I am in the Pittsburgh market and I remain continually astonished to see families pony up relatively exhorbitant amounts of entertainment money to watch a team lose and lose badly. Its a testimony to the enormous appeal of the game that the sport remains as popular as it is despite the best efforts of the league and owners to kill it.

Paul McGrath| 10.21.10 @ 11:35PM

The games are so long because there are about three minutes of comercials between every single inning. I went to the kitchen and made dinner between the top of the fifth and the bottom of the fifth in tonight's game. I ran back to the living room and McCarver hadn't even started yapping yet. Granted, it was a sandwich, but still. It ain't baseball's fault. It's . . . well, someone's.

Cyrel Nicolas | 10.22.10 @ 3:24AM

Whoa! Here in the Philippines, the most known sports is Baseball rather than football. For me, it is more enjoyable to play --to bat than to kick.

Richard Harris| 10.22.10 @ 10:13AM

Baseball is the best game devised by the brain of man.
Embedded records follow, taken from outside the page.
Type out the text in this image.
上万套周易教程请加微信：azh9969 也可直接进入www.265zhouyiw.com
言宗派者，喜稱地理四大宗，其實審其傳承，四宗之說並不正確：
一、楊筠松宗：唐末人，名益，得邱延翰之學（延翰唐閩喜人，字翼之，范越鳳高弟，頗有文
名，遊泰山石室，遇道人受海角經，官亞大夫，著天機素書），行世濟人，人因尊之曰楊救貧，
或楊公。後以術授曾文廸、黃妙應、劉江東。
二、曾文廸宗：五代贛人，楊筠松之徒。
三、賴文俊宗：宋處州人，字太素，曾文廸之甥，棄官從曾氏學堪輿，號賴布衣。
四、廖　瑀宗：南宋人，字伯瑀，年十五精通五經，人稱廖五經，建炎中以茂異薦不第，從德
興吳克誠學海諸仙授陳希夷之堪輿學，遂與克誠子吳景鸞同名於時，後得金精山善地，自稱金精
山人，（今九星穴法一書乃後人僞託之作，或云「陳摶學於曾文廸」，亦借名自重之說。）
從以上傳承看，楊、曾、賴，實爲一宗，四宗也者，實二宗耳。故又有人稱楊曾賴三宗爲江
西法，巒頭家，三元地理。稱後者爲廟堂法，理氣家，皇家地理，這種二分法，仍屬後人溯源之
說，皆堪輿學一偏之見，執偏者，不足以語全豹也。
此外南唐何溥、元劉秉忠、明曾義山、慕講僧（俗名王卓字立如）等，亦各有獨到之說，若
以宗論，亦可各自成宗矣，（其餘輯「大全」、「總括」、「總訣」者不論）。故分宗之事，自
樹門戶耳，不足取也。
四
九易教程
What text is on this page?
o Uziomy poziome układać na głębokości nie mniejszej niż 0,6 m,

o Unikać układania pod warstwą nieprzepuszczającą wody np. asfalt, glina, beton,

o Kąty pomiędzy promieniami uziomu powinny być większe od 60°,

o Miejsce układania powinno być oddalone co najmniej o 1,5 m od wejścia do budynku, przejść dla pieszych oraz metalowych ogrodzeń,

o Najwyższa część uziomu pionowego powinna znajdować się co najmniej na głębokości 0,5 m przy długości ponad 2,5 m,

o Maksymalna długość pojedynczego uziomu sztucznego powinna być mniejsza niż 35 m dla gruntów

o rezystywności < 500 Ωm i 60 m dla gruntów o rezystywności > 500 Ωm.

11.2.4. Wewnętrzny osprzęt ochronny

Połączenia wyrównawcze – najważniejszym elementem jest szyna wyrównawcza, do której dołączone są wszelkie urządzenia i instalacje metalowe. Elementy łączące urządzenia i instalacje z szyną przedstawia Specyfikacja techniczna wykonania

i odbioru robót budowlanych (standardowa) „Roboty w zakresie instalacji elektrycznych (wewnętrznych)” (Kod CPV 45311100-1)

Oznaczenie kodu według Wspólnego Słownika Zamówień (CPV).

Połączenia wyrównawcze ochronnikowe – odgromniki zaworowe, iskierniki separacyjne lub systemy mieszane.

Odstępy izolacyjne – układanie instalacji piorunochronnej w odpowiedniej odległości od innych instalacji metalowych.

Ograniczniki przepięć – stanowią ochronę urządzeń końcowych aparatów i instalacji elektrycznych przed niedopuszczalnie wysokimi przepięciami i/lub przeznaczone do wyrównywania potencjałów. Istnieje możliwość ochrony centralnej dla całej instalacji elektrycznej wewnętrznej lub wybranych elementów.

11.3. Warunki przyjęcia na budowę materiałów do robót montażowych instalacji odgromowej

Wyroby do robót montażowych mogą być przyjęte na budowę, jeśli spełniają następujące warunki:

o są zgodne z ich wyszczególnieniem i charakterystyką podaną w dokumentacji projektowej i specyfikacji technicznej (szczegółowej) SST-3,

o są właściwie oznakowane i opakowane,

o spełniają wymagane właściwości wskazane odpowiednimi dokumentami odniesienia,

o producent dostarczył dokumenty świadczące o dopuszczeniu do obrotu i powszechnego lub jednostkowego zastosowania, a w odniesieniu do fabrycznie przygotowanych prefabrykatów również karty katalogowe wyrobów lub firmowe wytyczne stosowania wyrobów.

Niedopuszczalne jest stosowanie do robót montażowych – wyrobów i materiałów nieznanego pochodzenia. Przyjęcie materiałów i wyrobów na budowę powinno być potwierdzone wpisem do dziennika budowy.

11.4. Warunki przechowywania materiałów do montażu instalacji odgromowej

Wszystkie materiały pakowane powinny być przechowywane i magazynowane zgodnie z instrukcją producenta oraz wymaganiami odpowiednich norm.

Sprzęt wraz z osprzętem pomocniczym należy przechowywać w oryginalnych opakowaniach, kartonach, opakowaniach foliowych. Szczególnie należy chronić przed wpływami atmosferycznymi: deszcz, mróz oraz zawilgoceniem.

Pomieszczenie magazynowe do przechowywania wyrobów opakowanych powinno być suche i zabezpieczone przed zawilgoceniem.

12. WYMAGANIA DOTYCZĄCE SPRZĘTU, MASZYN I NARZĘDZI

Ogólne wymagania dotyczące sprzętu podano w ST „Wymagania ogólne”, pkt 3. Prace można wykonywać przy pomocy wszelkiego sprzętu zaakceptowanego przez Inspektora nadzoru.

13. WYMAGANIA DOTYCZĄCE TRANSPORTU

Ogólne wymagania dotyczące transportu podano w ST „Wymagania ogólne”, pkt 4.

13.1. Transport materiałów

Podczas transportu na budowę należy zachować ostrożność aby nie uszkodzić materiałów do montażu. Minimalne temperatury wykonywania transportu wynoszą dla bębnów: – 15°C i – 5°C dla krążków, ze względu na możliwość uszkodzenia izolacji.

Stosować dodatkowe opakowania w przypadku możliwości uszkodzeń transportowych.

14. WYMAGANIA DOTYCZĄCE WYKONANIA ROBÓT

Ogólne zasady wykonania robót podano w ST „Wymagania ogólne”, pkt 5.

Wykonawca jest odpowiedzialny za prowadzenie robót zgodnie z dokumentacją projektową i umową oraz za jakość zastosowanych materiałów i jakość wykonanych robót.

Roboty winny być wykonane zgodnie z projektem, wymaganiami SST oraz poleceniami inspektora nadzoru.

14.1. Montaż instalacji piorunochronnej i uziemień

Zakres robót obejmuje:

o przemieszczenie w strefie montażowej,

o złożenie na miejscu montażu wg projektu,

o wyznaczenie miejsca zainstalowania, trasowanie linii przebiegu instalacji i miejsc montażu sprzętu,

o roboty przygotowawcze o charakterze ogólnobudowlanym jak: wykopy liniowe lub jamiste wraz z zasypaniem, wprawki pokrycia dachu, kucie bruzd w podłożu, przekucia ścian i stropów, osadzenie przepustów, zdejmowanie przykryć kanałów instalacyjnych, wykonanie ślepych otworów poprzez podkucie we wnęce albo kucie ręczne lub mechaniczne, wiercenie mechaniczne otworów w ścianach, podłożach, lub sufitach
It is a team game made up of the individual acts of individual players. Only one member of the team can catch, throw, pitch or hit he ball at a time. Every player on the team is at one time or another in the spotlight, not like football players who can take time off if it is not their play. And it is not governed by a clock. As Yogi stated: :It ain't over till its over.

Edward Wagner| 10.28.10 @ 8:46PM

I agree that baseball's demise, or at least its demotion has been predicted at least since the rise of the NFL in the '60s but there seem to be decade-long cycles rise and decline. Right now I assume we are in a kind of post-BALCO hangover. it will pass. BTW, most of my enjoyment of baseball comes from the radio.